The fact that faith eludes reason does not make me doubt faith - it makes it more real!

Thursday, November 18, 2010

Trans-rational faith . . . say what?

Shortly after the Dawkins "God Delusion" book came out I knew I had to read it.  I definitely did not want to buy the book.  I wasn't going among the dollars that put a new pool in his backyard.  So I did the reasonable thing and went to the library and borrowed it.

I have to admit I was a little nervous.  I mean this guy is a genius and he is deconstructing faith.  About halfway through it, however, I was surprised to find that it was a little more than a rant about why he finds Christianity irrational and Christians themselves abnormal.  To be honest, the book had very little substance and I found myself surprised that he didn't take advantage of the attention the book garnered to put advance his ideas better.

In fact, there is one illustration that he uses that is a complete head-scratcher.  He tells this story of a moth that goes to and from its home at night using the moon as its navigational aid.  In this story, Dawkins theorizes that the moth uses moonlight to operate as it's constant allowing it to have an immovable object to get around.

Well, wouldn't you know, the moth stumbles upon firelight from a campfire and gets derailed from his lunar constant and focuses instead on the fire.  As a result the moth is drawn into a firey vortex mistaking the flames for his navigational aid.  This is his theory for why moths circle firelight.  It is also his parable designed to warn us of the human-generated flames of man-made religion.  The fires of myth are going to doom mankind because it takes us all off the evolutionary course that we are meant to be on.

I give Dawkins credit for creativity, but am I the only one who noticed that his parable actually argues the opposite of what he intends to say?

Of course I get that he is setting the constant of evolution and the dangers of human created myths.  But lets look very closely at the example he uses.  Now follow me on this . . . what was the poor little moth guilty of?

Was the moth drawn off course by a fiery sermon?  Was he moved to tears by a manipulative preacher?

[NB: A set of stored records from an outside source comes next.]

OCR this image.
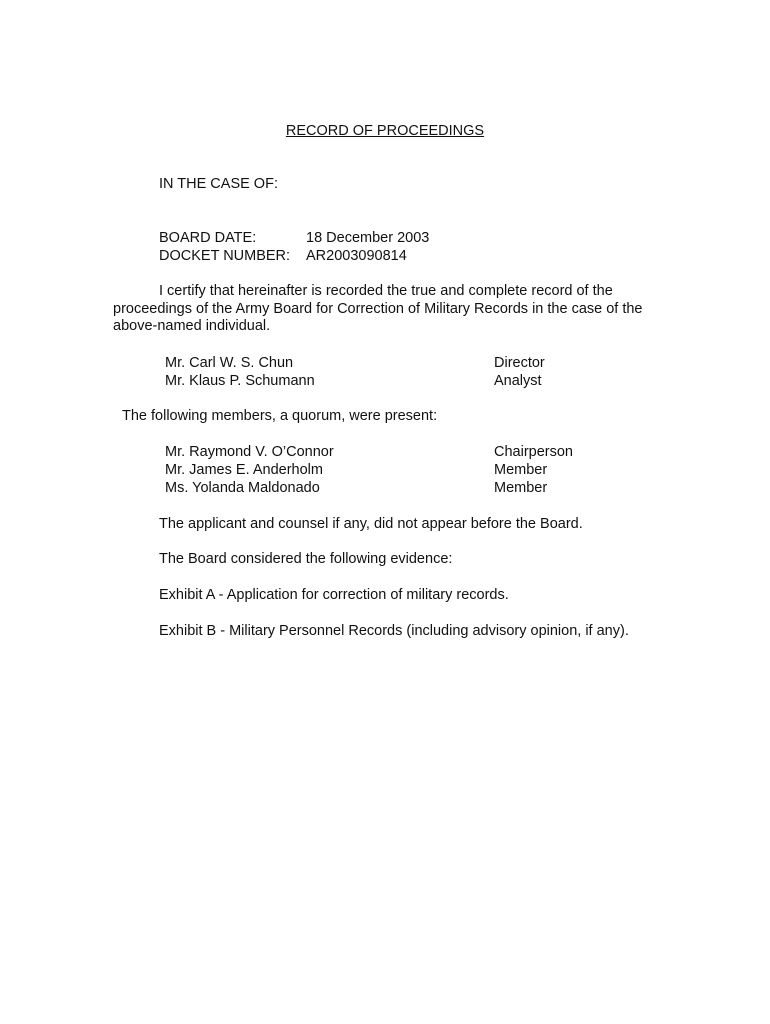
RECORD OF PROCEEDINGS
IN THE CASE OF:
BOARD DATE:	18 December 2003
DOCKET NUMBER: AR2003090814
I certify that hereinafter is recorded the true and complete record of the proceedings of the Army Board for Correction of Military Records in the case of the above-named individual.
Mr. Carl W. S. Chun	Director
Mr. Klaus P. Schumann	Analyst
The following members, a quorum, were present:
Mr. Raymond V. O’Connor	Chairperson
Mr. James E. Anderholm	Member
Ms. Yolanda Maldonado	Member
The applicant and counsel if any, did not appear before the Board.
The Board considered the following evidence:
Exhibit A - Application for correction of military records.
Exhibit B - Military Personnel Records (including advisory opinion, if any).
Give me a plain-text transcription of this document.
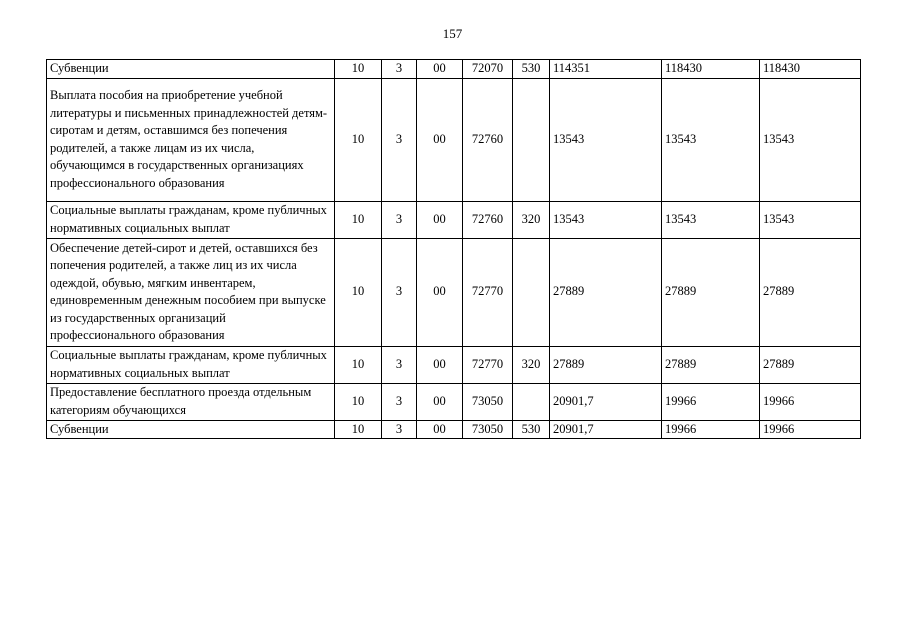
157
Субвенции	10	3	00	72070	530	114351	118430	118430
Выплата пособия на приобретение учебной литературы и письменных принадлежностей детям-сиротам и детям, оставшимся без попечения родителей, а также лицам из их числа, обучающимся в государственных организациях профессионального образования	10	3	00	72760		13543	13543	13543
Социальные выплаты гражданам, кроме публичных нормативных социальных выплат	10	3	00	72760	320	13543	13543	13543
Обеспечение детей-сирот и детей, оставшихся без попечения родителей, а также лиц из их числа одеждой, обувью, мягким инвентарем, единовременным денежным пособием при выпуске из государственных организаций профессионального образования	10	3	00	72770		27889	27889	27889
Социальные выплаты гражданам, кроме публичных нормативных социальных выплат	10	3	00	72770	320	27889	27889	27889
Предоставление бесплатного проезда отдельным категориям обучающихся	10	3	00	73050		20901,7	19966	19966
Субвенции	10	3	00	73050	530	20901,7	19966	19966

No.  He was just using his senses.

Think about that for a minute.  The moth was drawn off course by the senses that conveyed to his little brain an incorrect source of light.  It wasn't the fuzzy spiritualism of man-made theologies, it was the strict empiricism of science that led our little guy, the moth, off course.  Science killed the moth.

Science killed the moth because when all we have is reason, we are only able to understand things as much as the hardware we have to understand them with.  Moths fly into flames.  Dogs eat their vomit.  You don't even want to know what Monkeys do . . . and humans are not outside this great limitation.  

Yes, in the end, reason is a great tool for navigating through this world.  It is not, however, a good vehicle for things like truth beyond itself.  Sense and reason can tell you a lot about what is going on, but not why it is there to begin with.  

And yet there are so many Christians who get all excited about trying to make faith fit inside our little minds.  We take something like faith with all of its complexity and wonder and try to flatten it to fit inside our minds.  

This is not necessary, by the way.  In fact a faith that does not respect the bounds of reason is the most satisfying faith there is because it resides in its native environment rather than trying to jump through the hoops of sense and reason.  

So are you a skeptic?  It's probably because faith sounds ridiculous to you.  Yes, it is ridiculous inside the human mind because it continues to trespass over the line of logic to its native environment beyond the grasp of human logic.  Chances are you haven't even had the chance to reject faith as it really is - it all of its absurd glory.  Real faith is trans-rational.